Make sure you do a Full Sync otherwise tracks deleted from your library are not removed from your DJ app database.

Rekordbox 5 (XML) only

These extra steps are only required if you use the Rekordbox XML sync method. If you use the Rekordbox 6/7 method, you should not do these steps.

Intelligent playlists are not present in the downloaded XML, Rekordbox does not support importing these. If you have any intelligent playlists, make sure not to delete these. That means you should not use the "Delete all" method below, but delete the normal playlists manually.

Your playlists will not see the new paths until you delete and re-import the playlist. What you need to do is right click Playlists in the left menu in Rekordbox and select Delete all. This will remove all your playlists. You can then re-import your de-duplicated playlists by right clicking Playlists in the XML tab of Rekordbox and selecting Import playlist. All your playlists will be back and have now been updated with the correct paths to your tracks.

You can also delete your entire library before importing everything, then all old files will be gone too. However, you will need to re-analyze all your files so the former method is better.

Results

These options are available when scanning for duplicates or when choosing results.

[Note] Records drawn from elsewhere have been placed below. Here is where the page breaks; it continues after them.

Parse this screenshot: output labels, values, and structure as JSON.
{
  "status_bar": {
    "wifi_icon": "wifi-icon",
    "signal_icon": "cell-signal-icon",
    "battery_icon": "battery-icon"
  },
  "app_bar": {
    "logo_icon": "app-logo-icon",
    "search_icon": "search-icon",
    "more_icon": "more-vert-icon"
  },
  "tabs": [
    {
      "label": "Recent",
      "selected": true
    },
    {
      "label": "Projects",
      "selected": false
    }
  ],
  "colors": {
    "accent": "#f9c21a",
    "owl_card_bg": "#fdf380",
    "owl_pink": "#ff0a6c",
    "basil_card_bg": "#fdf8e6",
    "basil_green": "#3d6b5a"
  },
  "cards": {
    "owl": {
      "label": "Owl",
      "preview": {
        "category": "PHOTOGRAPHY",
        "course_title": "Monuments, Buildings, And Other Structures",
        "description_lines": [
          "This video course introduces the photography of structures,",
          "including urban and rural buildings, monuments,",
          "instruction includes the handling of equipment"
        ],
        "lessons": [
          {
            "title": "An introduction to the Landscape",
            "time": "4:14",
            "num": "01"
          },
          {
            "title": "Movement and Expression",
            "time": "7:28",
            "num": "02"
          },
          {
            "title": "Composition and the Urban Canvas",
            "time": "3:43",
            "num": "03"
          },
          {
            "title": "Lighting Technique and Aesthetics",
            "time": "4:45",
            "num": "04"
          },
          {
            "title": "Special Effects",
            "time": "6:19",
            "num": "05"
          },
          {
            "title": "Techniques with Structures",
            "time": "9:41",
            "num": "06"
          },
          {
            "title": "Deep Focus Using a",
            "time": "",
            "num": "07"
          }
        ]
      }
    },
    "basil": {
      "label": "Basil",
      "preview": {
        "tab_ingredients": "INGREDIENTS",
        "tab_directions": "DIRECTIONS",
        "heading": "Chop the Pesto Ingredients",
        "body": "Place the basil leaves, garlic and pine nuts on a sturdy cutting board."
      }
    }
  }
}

You can right click tracks to play them or open the folder they are in.

Tag & cue merging

You can tell Lexicon to keep one file but use the cue points and tags of another file. You can do this by selecting the Use these tags & cues option on a duplicate in the result screen.

If the match was based on an artist/title combination (so not an exact audio signature match), you can still merge tags & cues but the cue points may not be in the exact right place. This is because the tracks may not be the exact same duration (sometimes silence is added to the start of audio files) and this can offset the cue point positions.

Tag & cue copying

You can tell Lexicon to copy all tags and cues from one track to all other duplicate tracks without deleting them. Do this by selecting Use these tags & cues and then clicking the lock icon twice until it display Copy only.

This is especially useful if you have multiple versions (e.g. MP3 and FLAC) of the same file and you want the same cues on all versions.

Tracks that have duplicates only in the same folder and without the same amount of cues are sorted to the top to make this process easier.

Lock/unlock all

This locks and unlocks all duplicates. Locked duplicates cannot be changed and will not be modified in any way. No tracks part of a set of duplicates will get archived when locked.

Prefer...

With the Prefer button, you can auto-select duplicates that meet certain criteria. This is very useful when you have many duplicates that you want to get rid of in bulk.

You can always choose to override locked tracks when preferring tracks, but be careful with this.

Inside (sub)folder

With this option, Lexicon will automatically select any track that occurs inside the chosen folder or any of its subfolders.

When you set a preferred path, Lexicon will give priority to original tracks, this means tracks that don't end with things like "Copy" or "(1)".

Example: you could tell Lexicon that you prefer paths that start with D:/audio which will auto select all duplicate results that start with that.

Highest bitrate

This will select the track from duplicates that has the highest bitrate.

Most cue points

This will select the track from duplicates that has the most cue points.

Most plays

This will select the track from duplicates that has the highest play count.

Use highest tags & cues

With this option enabled, Lexicon will copy the tags and cue points from a track even if that track is not the preferred track. This can only happen when duplicates are exact audio matches. This allows you to keep tracks in a preferred folder even if that track did not have your cue points. They will be copied and the track in your preferred location will now also have the tags and cues of the archived track.

See Tag & cue copying above for more information.

Save unlocked to playlist

This option allows you to save all unlocked tracks that are found to a new playlist. This is useful if you want to manually check every duplicate. For example, if you modified the waveform with third party software and you want to make sure you know which is the nicer one.